I was a student in Leeds at the time and knew a couple of Bradford fans, who spoke glowingly of the player’s abilities. His capture seemed like a coup of sorts. Why hadn’t a decent Premier League team snapped him up, rather than First Division hopefuls Wolves?

From the moment he first stepped on to the pitch, Richards represented something so different to anything I had previously witnessed at the back for Wolves.

The Graham Turner era defenders were as honest as they come. Everything was left out on the pitch, but they looked like they toiled in their work. Richards was something else. Defenders don’t glide across the turf, but he did.

It all seemed so graceful and effortless. As with many of his predecessors, injuries would rob Wolves of his best days, but Richards left an indelible mark. A quarter of a century on, there has not been a more gifted centre-half to wear the gold and black. Some have gone on to greater achievements, but none have had the class of Dean Richards.

n A trait of the Nuno-inspired success at Wolves in the last four years has been the supporter-led media content. A raft of podcasts have sprung up in recent years dedicated to the club. One of those, The Wolf Whistle, has now been accompanied by a book raising money for charity.

The Wolf Whistle founder, Jason Guy, has brought out a written version of the podcasts, Tales From The Tape, which tells the stories of 36 former Wolves players and managers from the last 50 years at Molineux.

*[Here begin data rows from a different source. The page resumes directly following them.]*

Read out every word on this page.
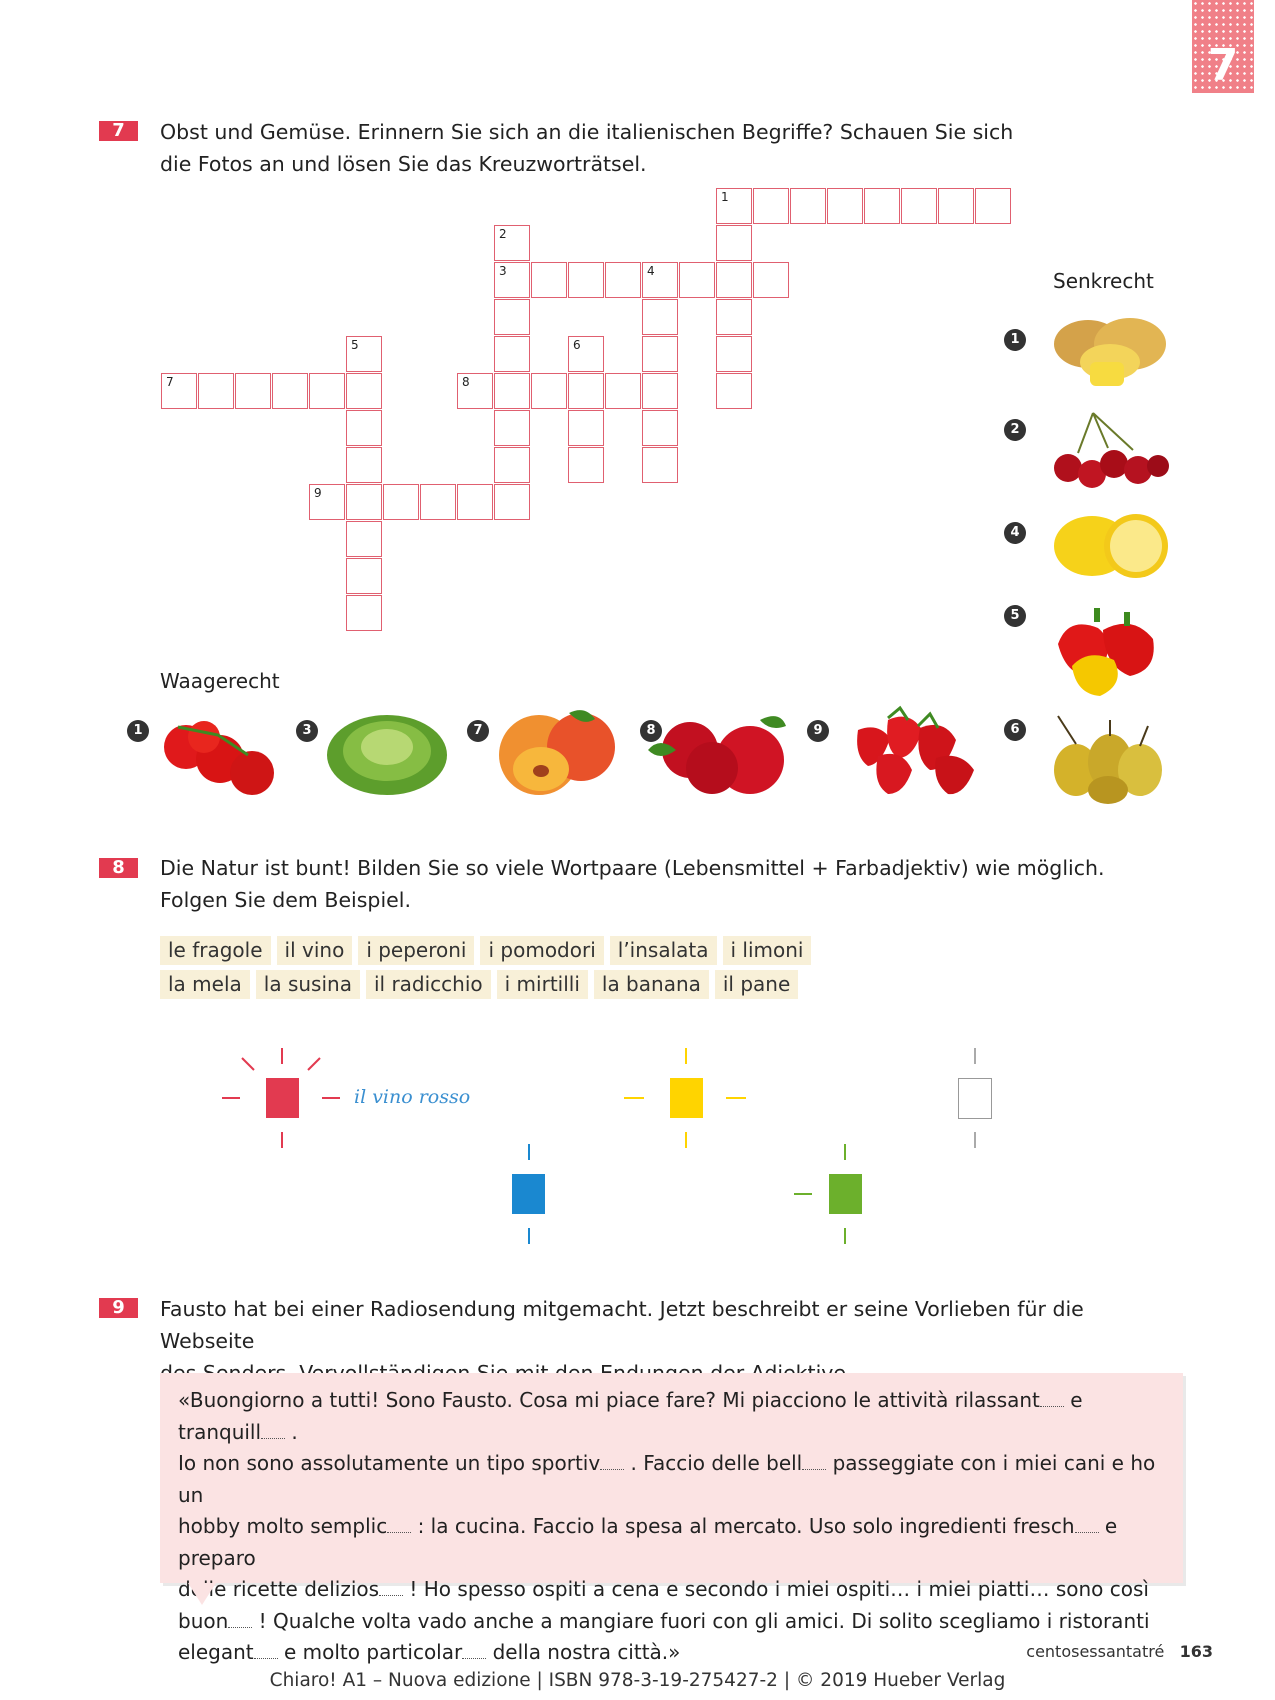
7
7	Obst und Gemüse. Erinnern Sie sich an die italienischen Begriffe? Schauen Sie sich
die Fotos an und lösen Sie das Kreuzworträtsel.
1
2
3	4
5	6
7	8
9
Senkrecht
1
2
4
5
6
Waagerecht
1	3	7	8	9
8	Die Natur ist bunt! Bilden Sie so viele Wortpaare (Lebensmittel + Farbadjektiv) wie möglich.
Folgen Sie dem Beispiel.
le fragole	il vino	i peperoni	i pomodori	l’insalata	i limoni
la mela	la susina	il radicchio	i mirtilli	la banana	il pane
il vino rosso
9	Fausto hat bei einer Radiosendung mitgemacht. Jetzt beschreibt er seine Vorlieben für die Webseite
«Buongiorno a tutti! Sono Fausto. Cosa mi piace fare? Mi piacciono le attività rilassant e tranquill .
Io non sono assolutamente un tipo sportiv . Faccio delle bell passeggiate con i miei cani e ho un
hobby molto semplic : la cucina. Faccio la spesa al mercato. Uso solo ingredienti fresch e preparo
delle ricette delizios ! Ho spesso ospiti a cena e secondo i miei ospiti… i miei piatti… sono così
buon ! Qualche volta vado anche a mangiare fuori con gli amici. Di solito scegliamo i ristoranti
elegant e molto particolar della nostra città.»	centosessantatré 163
Chiaro! A1 – Nuova edizione | ISBN 978-3-19-275427-2 | © 2019 Hueber Verlag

The 350-page hardback has already sold over 700 copies, raising over £6,000 for Breast Cancer Now and the neonatal department at Wolverhampton’s New Cross Hospital. Guy is already familiar to many supporters, having hosted many nights with former players at the Mount Hotel in recent years.

Guy admits to being overwhelmed by the success of the book and is delighted at the funds already raised for two charities close to his heart.